Workplace hazards significantly affect the physical and mental health of ADF personnel. High rates of preventable workplace illness and injury suggest the need to better manage the occupational and environmental hazards associated with all deployed and non-deployed ADF workplaces, with increased emphasis on prevention rather than treatment.
It therefore seems reasonable that the ADF’s health services should reflect a paradigm premised on the Australasian Faculty of Occupational and Environmental Medicine’s definitions of occupational and environmental medicine. Among its other attributes, the resulting health care delivery model would include military and civilian occupational and environmental physicians, who not only can perform occupational and environmental health policy and other roles but also provide workforce rehabilitation and other clinical primary health care services alongside general practitioners, in both the garrison and operational settings.

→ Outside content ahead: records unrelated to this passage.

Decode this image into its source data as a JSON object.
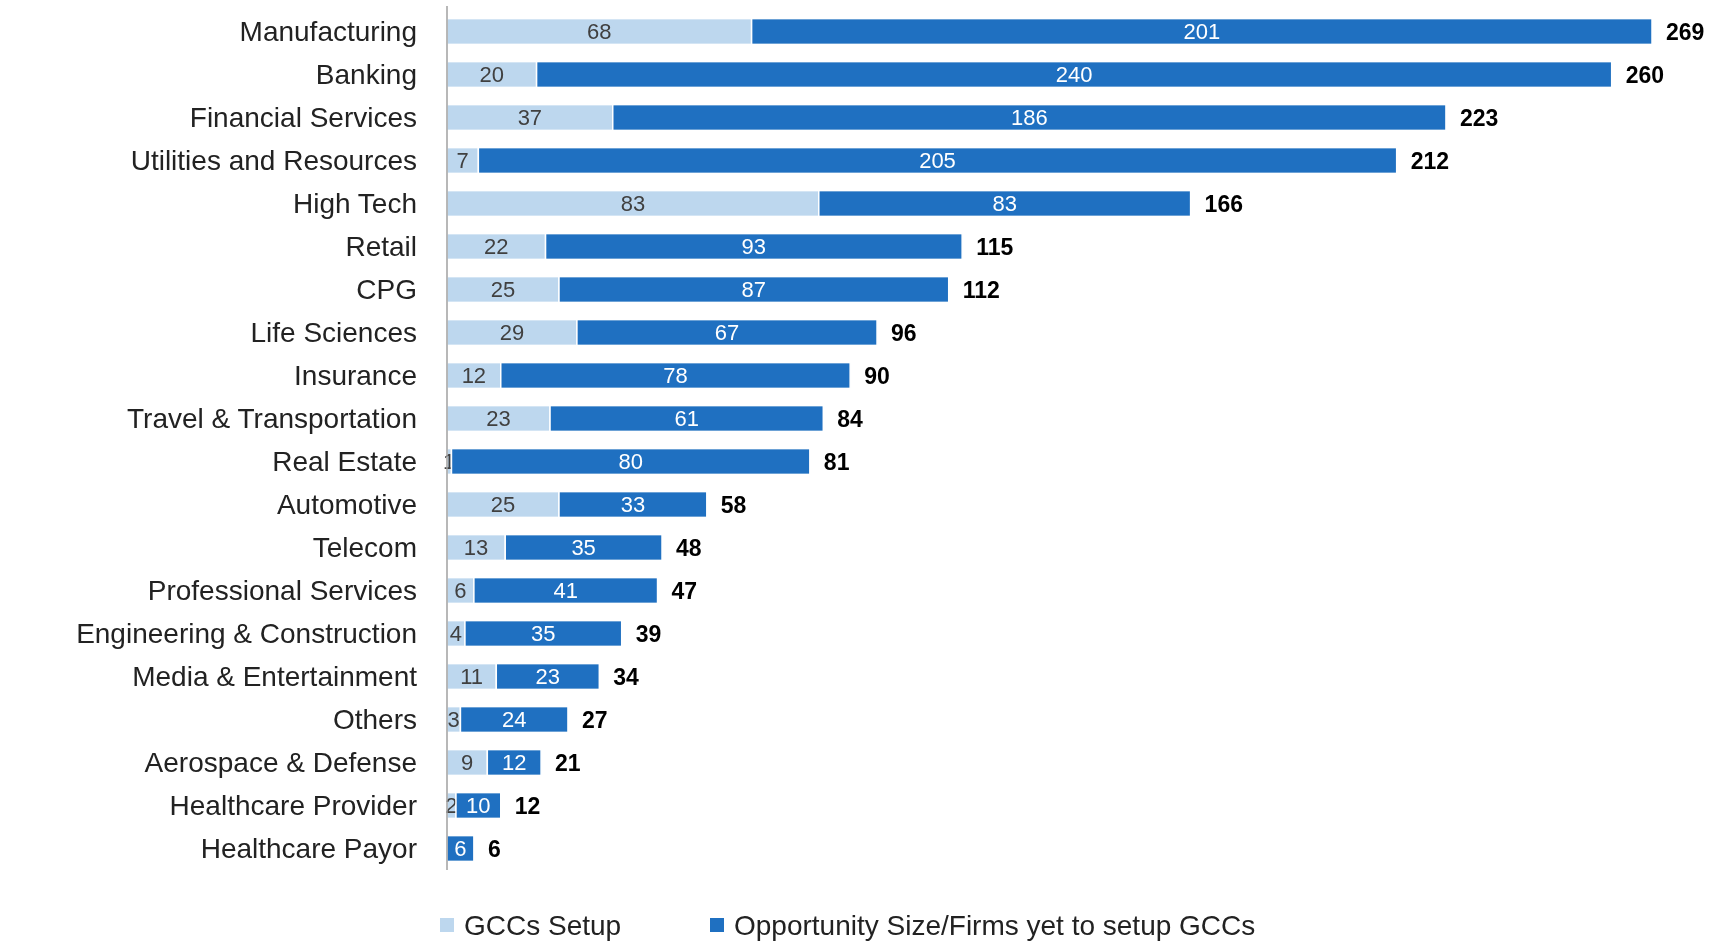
{
  "chart_data": {
    "type": "bar",
    "orientation": "horizontal",
    "stacked": true,
    "categories": [
      "Manufacturing",
      "Banking",
      "Financial Services",
      "Utilities and Resources",
      "High Tech",
      "Retail",
      "CPG",
      "Life Sciences",
      "Insurance",
      "Travel & Transportation",
      "Real Estate",
      "Automotive",
      "Telecom",
      "Professional Services",
      "Engineering & Construction",
      "Media & Entertainment",
      "Others",
      "Aerospace & Defense",
      "Healthcare Provider",
      "Healthcare Payor"
    ],
    "series": [
      {
        "name": "GCCs Setup",
        "color": "#bdd7ee",
        "values": [
          68,
          20,
          37,
          7,
          83,
          22,
          25,
          29,
          12,
          23,
          1,
          25,
          13,
          6,
          4,
          11,
          3,
          9,
          2,
          null
        ]
      },
      {
        "name": "Opportunity Size/Firms yet to setup GCCs",
        "color": "#1f70c1",
        "values": [
          201,
          240,
          186,
          205,
          83,
          93,
          87,
          67,
          78,
          61,
          80,
          33,
          35,
          41,
          35,
          23,
          24,
          12,
          10,
          6
        ]
      }
    ],
    "data_labels": true,
    "totals": [
      "269",
      "260",
      "223",
      "212",
      "166",
      "115",
      "112",
      "96",
      "90",
      "84",
      "81",
      "58",
      "48",
      "47",
      "39",
      "34",
      "27",
      "21",
      "12",
      "6"
    ],
    "legend": "bottom"
  }
}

However, the current state of the ADF’s occupational and environmental health services, and the small number of civilian specialist practitioners within the Australasian Faculty of Occupational and Environmental Medicine, suggests that a mature health delivery model would take 10-15 years’ sustained effort with respect to occupational and environmental physicians alone.37
This suggests an urgent need to reassess the fundamental inputs to capability for Joint Health Command and the Defence Work Health and Safety Branch. The reassessment should facilitate inputs to capability that reflect an occupational and environmental health paradigm, leading to a genuinely holistic and sustainable workforce-based ADF health service delivery model by 2030.

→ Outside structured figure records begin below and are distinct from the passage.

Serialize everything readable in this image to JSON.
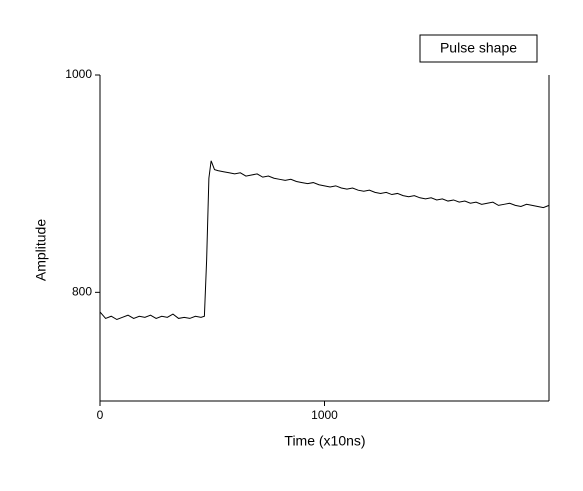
{
  "chart_data": {
    "type": "line",
    "x_label": "Time (x10ns)",
    "y_label": "Amplitude",
    "x": [
      0,
      25,
      50,
      75,
      100,
      125,
      150,
      175,
      200,
      225,
      250,
      275,
      300,
      325,
      350,
      375,
      400,
      425,
      450,
      465,
      475,
      485,
      495,
      510,
      525,
      550,
      575,
      600,
      625,
      650,
      675,
      700,
      725,
      750,
      775,
      800,
      825,
      850,
      875,
      900,
      925,
      950,
      975,
      1000,
      1025,
      1050,
      1075,
      1100,
      1125,
      1150,
      1175,
      1200,
      1225,
      1250,
      1275,
      1300,
      1325,
      1350,
      1375,
      1400,
      1425,
      1450,
      1475,
      1500,
      1525,
      1550,
      1575,
      1600,
      1625,
      1650,
      1675,
      1700,
      1725,
      1750,
      1775,
      1800,
      1825,
      1850,
      1875,
      1900,
      1925,
      1950,
      1975,
      2000
    ],
    "series": [
      {
        "name": "Pulse shape",
        "color": "#000000",
        "values": [
          782,
          776,
          778,
          775,
          777,
          779,
          776,
          778,
          777,
          779,
          776,
          778,
          777,
          780,
          776,
          777,
          776,
          778,
          777,
          778,
          830,
          905,
          921,
          913,
          912,
          911,
          910,
          909,
          910,
          907,
          908,
          909,
          906,
          907,
          905,
          904,
          903,
          904,
          902,
          901,
          900,
          901,
          899,
          898,
          897,
          898,
          896,
          895,
          896,
          894,
          893,
          894,
          892,
          891,
          892,
          890,
          891,
          889,
          888,
          889,
          887,
          886,
          887,
          885,
          886,
          884,
          885,
          883,
          884,
          882,
          883,
          881,
          882,
          883,
          880,
          881,
          882,
          880,
          879,
          881,
          880,
          879,
          878,
          880
        ]
      }
    ],
    "xlim": [
      0,
      2000
    ],
    "xticks": [
      0,
      1000
    ],
    "ylim": [
      700,
      1000
    ],
    "yticks": [
      800,
      1000
    ],
    "legend": "top-right"
  }
}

Commander Neil Westphalen graduated from the Adelaide University School of Medicine in 1985, and joined the RAN in 1987. He is a RAN Staff Course graduate, and Fellow of both the Australasian Faculty of Occupational and Environmental Medicine and the Royal Australian College of General Practitioners. He also has a Diploma of Aviation Medicine and a Masters of Public Health, and was admitted as a Foundation Fellow of the Australasian College of Aerospace Medicine in 2012.
His seagoing service includes HMA Ships Swan, Stalwart, Success, Sydney, Perth and Choules. Deployments include Operations DAMASK VII,
RIMPAC 96, TANAGER, RELEX II, GEMSBOK, TALISMAN SABRE 07, RENDERSAFE 14 and KAKADU 16. His service ashore includes clinical
roles at Cerberus, Penguin, Kuttabul, Albatross and Stirling, and staff positions at Headquarters Australian Theatre, Joint Health Command, Director
Navy Occupational and Environmental Health, Director of Navy Health, and Fleet Medical Officer (the latter from January 2013 to January 2016).
Commander Westphalen transferred to the Active Reserve in July 2016.
The views expressed in this article are the author’s, and do not necessarily reflect those of the RAN, the Australasian Faculty of Occupational and
Environmental Medicine, or any of the other organisations mentioned.